Some African countries have had a rough time launching CBDCs (think Nigeria’s eNaira), but with regulations like the National Payment System Act in Uganda already in place, Tumusiime’s goal is to show central bankers “how they can leverage blockchain in a permissionless environment.”
Tumusiime said he was “starting to see the same mindsets about privately issued money on Web3—the same concept but leveraging the technology around blockchain and finding the right partners to work with to provide a better, faster, more reliable, secure payment gateway.”
Tumusiime said “such initiatives actually help drive monetary policy through the system, because the more people you have banked, your monetary policy becomes more effective in the market. This has been a very key bottleneck for planning for central banks because a lot of [unbanked] people in Africa keep money in their house. It’s a hassle to move it around, so if we keep innovating it’s a good thing” for everyone.
Keep it simple, stupid
Centi’s Müller reminded the audience that everyone in attendance was blockchain-savvy, but when talking to ‘normal’ people it was important to remember just how alien all this terminology seems to them.

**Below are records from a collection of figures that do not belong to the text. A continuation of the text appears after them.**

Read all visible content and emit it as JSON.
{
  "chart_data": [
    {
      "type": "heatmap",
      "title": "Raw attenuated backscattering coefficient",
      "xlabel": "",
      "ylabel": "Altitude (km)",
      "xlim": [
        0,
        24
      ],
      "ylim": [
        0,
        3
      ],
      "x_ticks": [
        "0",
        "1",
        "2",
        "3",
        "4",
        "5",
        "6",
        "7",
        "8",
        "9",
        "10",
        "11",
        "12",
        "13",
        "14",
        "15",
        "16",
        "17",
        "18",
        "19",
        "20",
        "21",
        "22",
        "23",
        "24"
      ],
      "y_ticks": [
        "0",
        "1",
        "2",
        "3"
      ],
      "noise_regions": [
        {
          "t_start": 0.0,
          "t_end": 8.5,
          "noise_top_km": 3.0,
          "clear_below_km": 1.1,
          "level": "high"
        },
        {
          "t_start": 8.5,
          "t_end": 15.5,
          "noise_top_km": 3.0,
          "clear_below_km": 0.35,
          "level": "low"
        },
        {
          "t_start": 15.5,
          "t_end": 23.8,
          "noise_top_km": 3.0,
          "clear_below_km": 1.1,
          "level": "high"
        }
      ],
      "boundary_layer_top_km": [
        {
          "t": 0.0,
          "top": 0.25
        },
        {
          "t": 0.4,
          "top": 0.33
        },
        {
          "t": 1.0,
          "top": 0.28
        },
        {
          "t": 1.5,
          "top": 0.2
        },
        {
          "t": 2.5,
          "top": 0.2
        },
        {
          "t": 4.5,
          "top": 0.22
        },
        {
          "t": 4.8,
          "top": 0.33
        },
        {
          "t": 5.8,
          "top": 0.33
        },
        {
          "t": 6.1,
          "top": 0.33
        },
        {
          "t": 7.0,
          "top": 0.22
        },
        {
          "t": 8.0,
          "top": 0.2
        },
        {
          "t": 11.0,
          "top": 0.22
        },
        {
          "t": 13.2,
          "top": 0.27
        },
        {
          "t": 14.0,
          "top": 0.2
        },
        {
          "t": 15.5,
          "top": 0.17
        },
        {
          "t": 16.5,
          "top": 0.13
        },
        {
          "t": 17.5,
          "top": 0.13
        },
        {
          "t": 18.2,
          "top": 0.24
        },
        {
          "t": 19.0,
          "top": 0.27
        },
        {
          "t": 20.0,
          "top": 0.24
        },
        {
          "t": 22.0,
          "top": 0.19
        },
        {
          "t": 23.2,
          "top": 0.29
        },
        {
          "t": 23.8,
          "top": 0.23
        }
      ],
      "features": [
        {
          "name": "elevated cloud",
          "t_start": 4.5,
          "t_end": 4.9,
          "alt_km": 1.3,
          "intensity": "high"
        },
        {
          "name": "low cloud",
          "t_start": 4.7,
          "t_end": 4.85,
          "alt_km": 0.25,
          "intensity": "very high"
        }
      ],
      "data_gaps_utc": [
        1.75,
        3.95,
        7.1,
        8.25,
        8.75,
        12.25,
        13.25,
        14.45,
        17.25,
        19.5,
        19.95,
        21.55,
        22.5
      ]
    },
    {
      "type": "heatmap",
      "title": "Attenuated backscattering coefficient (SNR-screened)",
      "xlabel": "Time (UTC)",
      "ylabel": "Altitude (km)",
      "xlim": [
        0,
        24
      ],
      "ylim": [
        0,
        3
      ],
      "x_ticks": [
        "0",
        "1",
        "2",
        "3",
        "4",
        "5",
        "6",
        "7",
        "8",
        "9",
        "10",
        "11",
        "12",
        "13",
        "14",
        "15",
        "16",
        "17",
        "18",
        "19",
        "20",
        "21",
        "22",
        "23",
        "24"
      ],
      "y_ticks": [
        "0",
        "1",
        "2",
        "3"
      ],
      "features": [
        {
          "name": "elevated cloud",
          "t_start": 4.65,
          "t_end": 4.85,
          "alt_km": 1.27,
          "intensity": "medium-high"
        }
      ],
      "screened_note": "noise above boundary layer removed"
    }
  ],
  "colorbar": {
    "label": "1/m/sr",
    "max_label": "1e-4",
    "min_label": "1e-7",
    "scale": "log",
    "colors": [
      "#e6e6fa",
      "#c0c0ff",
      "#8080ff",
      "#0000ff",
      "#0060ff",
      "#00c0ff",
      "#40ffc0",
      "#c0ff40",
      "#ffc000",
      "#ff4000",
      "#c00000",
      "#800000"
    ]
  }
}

“If we want to bring this technology, the power and the transaction capabilities to the people, we have to give them the medium in which they think, in which they make purchasing/consumer decisions, in which they earn their salary. Because everything else creates irritation, confusion. People don’t want to learn about something first, they want to try it.”
“At Centi, we now have a lot more onboarding methods, but when I look at the app, I think, ‘this would be confusing for my mom.’ So how do I abstract my [user experience] again and make sure everybody only sees what is needed and maybe what they expect.”
Tumusiime agreed, saying, “What drives value is ease. No one really cares about complicated infrastructure, systems, concepts—people need a workable solution.” In Africa, privately issued money thrives because “it was a solution that was available, it worked, and so people didn’t really care whether it was a telco or a bank.”
Looking ahead
Ploetzeneder wrapped things up by asking each of his guests where they saw ‘the future of money’ in 5-10-20 years, whether it would be driven by banks, the private sector, or some hybrid model.
Likhari said CBDCs “have some value but are limited in terms of cross-border payments. That’s where private blockchains come in. You can have a smart contract on top of it to do additional functions, so there will be harmony between both public/private.”
Tumusiime said growth in Africa will continue to be primarily driven by the private sector, as “central banks are very trusted, but the speed with which they move due to red tape will provide the avenue for young entrepreneurs to thrive.”
Müller also saw private sector innovation as the main driver going forward, “but I hope that if central banks come with their CBDCs and they do it right—transparent and easy, creating trust—I think we’ll see certain power shifts based on the monetary aspect. For example, the BRICS states want to create a single CBDC. Regardless of these countries’ popularity, if you bring this and it’s government-backed with transparency, it has huge potential. If their currency is more desirable, it will find adoption.”